Nope. That rumble in her stomach had her storming down the bathroom door, in time for her to unleash last night’s dinner all over the porcelain throne.

“Ms. Finn?” the casting agency’s secretary called from the waiting room. “Are you all right? Should I call someone?”

“No!” Claire braced herself against the toilet as another wave of nausea controlled her nervous system. And digestive system. And probably the skeletal system, if given the chance. “I’m fine! Be right out!”

The nausea left as soon as she finished purging. Claire cleaned everything up before going back into the waiting room and touching up her makeup so she didn’t look like a wraith.

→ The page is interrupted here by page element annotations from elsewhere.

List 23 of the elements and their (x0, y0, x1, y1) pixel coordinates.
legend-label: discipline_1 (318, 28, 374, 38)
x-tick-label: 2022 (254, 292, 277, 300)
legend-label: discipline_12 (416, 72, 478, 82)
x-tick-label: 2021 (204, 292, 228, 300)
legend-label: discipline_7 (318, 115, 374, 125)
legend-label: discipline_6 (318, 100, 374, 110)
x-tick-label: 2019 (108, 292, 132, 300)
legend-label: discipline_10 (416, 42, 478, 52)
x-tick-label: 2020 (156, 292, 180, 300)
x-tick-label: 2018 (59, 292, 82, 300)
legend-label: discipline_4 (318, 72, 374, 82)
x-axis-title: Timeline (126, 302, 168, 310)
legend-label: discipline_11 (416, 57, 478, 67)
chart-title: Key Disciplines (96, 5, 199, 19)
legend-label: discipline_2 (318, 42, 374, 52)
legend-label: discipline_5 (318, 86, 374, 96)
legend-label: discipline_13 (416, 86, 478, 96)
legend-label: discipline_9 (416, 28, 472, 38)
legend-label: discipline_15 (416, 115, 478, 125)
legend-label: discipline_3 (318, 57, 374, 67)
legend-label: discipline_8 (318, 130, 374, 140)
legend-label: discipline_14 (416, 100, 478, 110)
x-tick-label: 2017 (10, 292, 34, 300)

It was certainly a first. While Claire had her share of butterflies before auditions, throwing up was on another level of sad. Makes sense, I suppose. She had a lot on her mind. The wedding, her career, the strange familial dynamics about to clock her in the side of the head once she was legally related to Jake…

God, Jake…

The last person she should be thinking about right now! Talk about a renewed wave of nausea! Claire held her head between her hands and tried to block out the memory of Jake Carter kissing and touching her as if she were the sweetest morsel to cross his lips.

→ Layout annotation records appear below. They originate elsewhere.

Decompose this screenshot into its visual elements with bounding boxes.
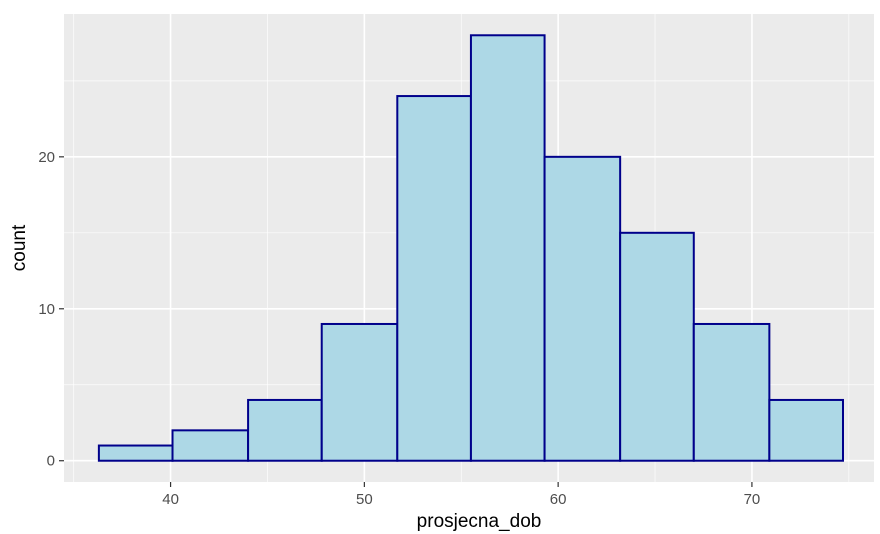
histogram-bars [97, 34, 844, 462]
histogram-bar [97, 444, 174, 462]
histogram-bar [692, 322, 771, 462]
y-tick-label: 20 [38, 149, 55, 166]
y-axis: 0 10 20 [38, 149, 64, 470]
x-tick-label: 70 [744, 491, 761, 508]
x-axis: 40 50 60 70 [162, 482, 760, 508]
histogram-bar [171, 429, 250, 462]
histogram-bar [320, 322, 399, 462]
x-tick-label: 50 [356, 491, 373, 508]
y-tick-label: 0 [47, 453, 55, 470]
histogram-bar [543, 155, 622, 462]
histogram-bar [247, 398, 323, 462]
histogram-bar [396, 95, 472, 462]
histogram-bar [469, 34, 546, 462]
y-tick-label: 10 [38, 301, 55, 318]
x-tick-label: 60 [550, 491, 567, 508]
y-axis-title: count [9, 224, 30, 271]
histogram-bar [768, 398, 844, 462]
x-tick-label: 40 [162, 491, 179, 508]
x-axis-title: prosjecna_dob [417, 511, 542, 532]
histogram-bar [619, 231, 695, 462]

She popped a mint five seconds before she was called into the other room. The actress who had auditioned before her gave her a little wave and wished her luck. How old is she? Twenty? Is she even old enough to drink? That was the kind of body only twenty-year-olds could get away with. Claire had been fighting the battle of the twenty-five-year-old bulge for the past several months. Her personal trainer and nutritionist both told her she would be lucky to ever see another carb again.

“Ms. Finn?”

Scott Lee, the head casting director for the film, motioned for her to enter the room. Claire patted down her hair and straightened out her dress before entering.

More people here this time. The table was filled with people. Casting people, producers, the director of the film… half of them were people Claire had met during the first round of auditions. The others were newcomers.

Except for one.

There, sitting on the far end of the table with a label that said “SCREENWRITER,” was Jake.